I don't know if this will help your feelings of guilt or not, but it seems like you may be confusing stressors and triggers with your sufferer. It sounds like you are feeling guilty because he is not dealing with the stress involved in everyday life, or the stresses from a normal relationship. You are not being cruel to him, or being a trigger for his PTSD, you are just having normal emotional reactions and he is getting stressed by them.

These posts are wonderful, clear explanations of stressors, if you haven't seen then already. They helped me to better understand my sufferer.

https://www.myptsd.com/threads/stressor-vs-trigger-what-is-a-trigger.13912/

[DLMURL]https://www.myptsd.com/c/articles/understanding-ptsd.15/[/DLMURL]

It is easy to feel guilty and terrible if your sufferer is stressed out and you think you are the cause of it. You just have to realize that with PTSD, pretty much everything is going to stress them to some degree, including you.
 
Thank you @JayMPDX , I've heard the same, is that a beta-blocker?. And yes, your avatar is exactly also how I feel, or how it feels to me every day. (And on top of it I fear water as well. :rolleyes: That's why I choose this one, the opposite).
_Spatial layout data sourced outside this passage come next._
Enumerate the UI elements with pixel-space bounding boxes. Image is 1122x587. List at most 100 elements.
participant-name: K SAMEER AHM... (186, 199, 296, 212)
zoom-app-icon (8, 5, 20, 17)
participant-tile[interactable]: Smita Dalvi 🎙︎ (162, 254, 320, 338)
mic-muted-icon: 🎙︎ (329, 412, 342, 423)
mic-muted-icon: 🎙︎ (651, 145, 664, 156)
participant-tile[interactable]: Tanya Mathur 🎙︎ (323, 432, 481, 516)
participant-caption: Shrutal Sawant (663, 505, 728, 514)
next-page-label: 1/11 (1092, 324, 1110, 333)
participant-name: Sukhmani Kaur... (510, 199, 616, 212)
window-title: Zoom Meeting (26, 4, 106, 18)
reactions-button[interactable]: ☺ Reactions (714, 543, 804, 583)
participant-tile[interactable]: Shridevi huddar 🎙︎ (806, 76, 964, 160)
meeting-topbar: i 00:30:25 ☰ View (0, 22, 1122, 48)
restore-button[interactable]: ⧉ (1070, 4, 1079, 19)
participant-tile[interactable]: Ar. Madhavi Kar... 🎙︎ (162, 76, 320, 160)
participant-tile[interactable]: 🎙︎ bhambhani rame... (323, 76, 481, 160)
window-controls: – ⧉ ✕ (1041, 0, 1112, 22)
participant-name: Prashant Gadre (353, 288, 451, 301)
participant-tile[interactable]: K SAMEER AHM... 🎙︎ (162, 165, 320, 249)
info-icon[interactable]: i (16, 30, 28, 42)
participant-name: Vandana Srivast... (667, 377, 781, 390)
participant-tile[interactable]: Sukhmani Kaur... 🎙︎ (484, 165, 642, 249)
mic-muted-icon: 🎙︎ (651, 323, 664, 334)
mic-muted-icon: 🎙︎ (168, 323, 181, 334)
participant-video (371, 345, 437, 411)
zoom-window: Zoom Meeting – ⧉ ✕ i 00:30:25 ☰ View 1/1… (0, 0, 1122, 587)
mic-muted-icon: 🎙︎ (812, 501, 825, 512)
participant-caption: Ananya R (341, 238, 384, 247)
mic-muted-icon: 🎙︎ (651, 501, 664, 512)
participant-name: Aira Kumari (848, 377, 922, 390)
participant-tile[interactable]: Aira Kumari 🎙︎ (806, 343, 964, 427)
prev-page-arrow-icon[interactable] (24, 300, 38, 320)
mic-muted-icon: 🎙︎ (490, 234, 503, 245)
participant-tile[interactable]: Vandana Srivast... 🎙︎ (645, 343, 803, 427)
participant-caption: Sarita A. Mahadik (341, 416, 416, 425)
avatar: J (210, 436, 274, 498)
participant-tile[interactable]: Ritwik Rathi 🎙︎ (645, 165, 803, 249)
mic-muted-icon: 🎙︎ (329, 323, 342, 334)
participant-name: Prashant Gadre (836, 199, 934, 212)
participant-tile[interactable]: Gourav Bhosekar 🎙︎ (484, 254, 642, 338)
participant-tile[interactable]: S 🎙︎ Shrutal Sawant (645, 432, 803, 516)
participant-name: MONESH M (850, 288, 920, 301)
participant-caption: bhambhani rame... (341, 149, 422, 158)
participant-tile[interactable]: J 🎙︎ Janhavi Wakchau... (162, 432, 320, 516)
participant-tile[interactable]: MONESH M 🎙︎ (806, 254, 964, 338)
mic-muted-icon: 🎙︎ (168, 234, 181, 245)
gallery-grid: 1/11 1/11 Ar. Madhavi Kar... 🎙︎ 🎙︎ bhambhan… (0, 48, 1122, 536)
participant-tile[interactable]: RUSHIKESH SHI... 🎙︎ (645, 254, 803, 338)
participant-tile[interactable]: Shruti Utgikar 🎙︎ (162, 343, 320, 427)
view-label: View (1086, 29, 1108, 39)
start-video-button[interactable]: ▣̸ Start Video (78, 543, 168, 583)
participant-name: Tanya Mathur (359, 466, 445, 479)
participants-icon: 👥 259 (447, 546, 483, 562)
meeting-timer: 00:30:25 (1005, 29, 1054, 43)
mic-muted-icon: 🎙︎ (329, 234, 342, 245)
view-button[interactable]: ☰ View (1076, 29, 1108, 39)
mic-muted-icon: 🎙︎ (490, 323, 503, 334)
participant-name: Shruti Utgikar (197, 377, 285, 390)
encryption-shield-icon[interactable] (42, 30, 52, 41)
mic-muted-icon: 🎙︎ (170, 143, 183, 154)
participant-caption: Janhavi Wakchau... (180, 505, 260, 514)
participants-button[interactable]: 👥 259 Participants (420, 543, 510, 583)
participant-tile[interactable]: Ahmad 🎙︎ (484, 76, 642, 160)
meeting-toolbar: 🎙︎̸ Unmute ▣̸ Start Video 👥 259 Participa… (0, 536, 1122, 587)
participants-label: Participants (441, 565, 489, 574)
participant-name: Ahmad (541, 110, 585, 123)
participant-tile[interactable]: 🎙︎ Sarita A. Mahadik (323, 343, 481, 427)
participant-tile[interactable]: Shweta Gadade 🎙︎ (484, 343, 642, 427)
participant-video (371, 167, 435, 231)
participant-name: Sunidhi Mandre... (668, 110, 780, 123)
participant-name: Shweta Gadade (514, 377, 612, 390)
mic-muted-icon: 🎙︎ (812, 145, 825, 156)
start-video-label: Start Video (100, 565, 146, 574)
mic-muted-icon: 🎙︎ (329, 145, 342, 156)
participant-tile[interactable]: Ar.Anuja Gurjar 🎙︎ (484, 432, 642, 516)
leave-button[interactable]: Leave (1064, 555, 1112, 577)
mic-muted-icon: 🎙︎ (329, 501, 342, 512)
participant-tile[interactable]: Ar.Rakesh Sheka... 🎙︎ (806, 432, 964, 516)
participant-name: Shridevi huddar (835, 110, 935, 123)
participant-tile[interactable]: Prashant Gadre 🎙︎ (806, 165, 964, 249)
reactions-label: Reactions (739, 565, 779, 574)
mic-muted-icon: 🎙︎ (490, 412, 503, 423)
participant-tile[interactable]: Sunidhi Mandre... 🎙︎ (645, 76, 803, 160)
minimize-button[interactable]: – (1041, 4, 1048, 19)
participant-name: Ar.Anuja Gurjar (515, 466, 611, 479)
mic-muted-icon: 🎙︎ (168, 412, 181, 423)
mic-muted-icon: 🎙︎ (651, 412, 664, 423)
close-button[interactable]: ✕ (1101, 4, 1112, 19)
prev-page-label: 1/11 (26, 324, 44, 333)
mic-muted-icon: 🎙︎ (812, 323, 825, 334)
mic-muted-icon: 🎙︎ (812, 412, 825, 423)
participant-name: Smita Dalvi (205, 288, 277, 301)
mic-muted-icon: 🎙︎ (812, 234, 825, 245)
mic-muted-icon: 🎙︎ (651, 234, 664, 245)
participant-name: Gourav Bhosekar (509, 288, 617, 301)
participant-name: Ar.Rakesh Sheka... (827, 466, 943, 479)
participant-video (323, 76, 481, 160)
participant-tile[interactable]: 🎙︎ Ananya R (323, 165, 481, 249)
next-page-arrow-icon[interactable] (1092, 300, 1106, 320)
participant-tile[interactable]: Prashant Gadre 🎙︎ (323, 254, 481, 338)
Also, makes sense, developing fear of the bedroom (secondarily).

I agree with @Sweetpea76 .
 
Wow, thanks for linking those posts Sweetpea! I love Anthony's posts. I always seem to learn something! You are right, I'm not a trigger, I'm a stressor. He has trouble dealing with stress in his everyday life.

I just don't want to add to it if I can help it. And I know when I behave in a certain way, it is guaranteed to cause problems. I agree, my emotional responses are normal but he has a hard time dealing with them ATM. Hopefully, with time he'll improve!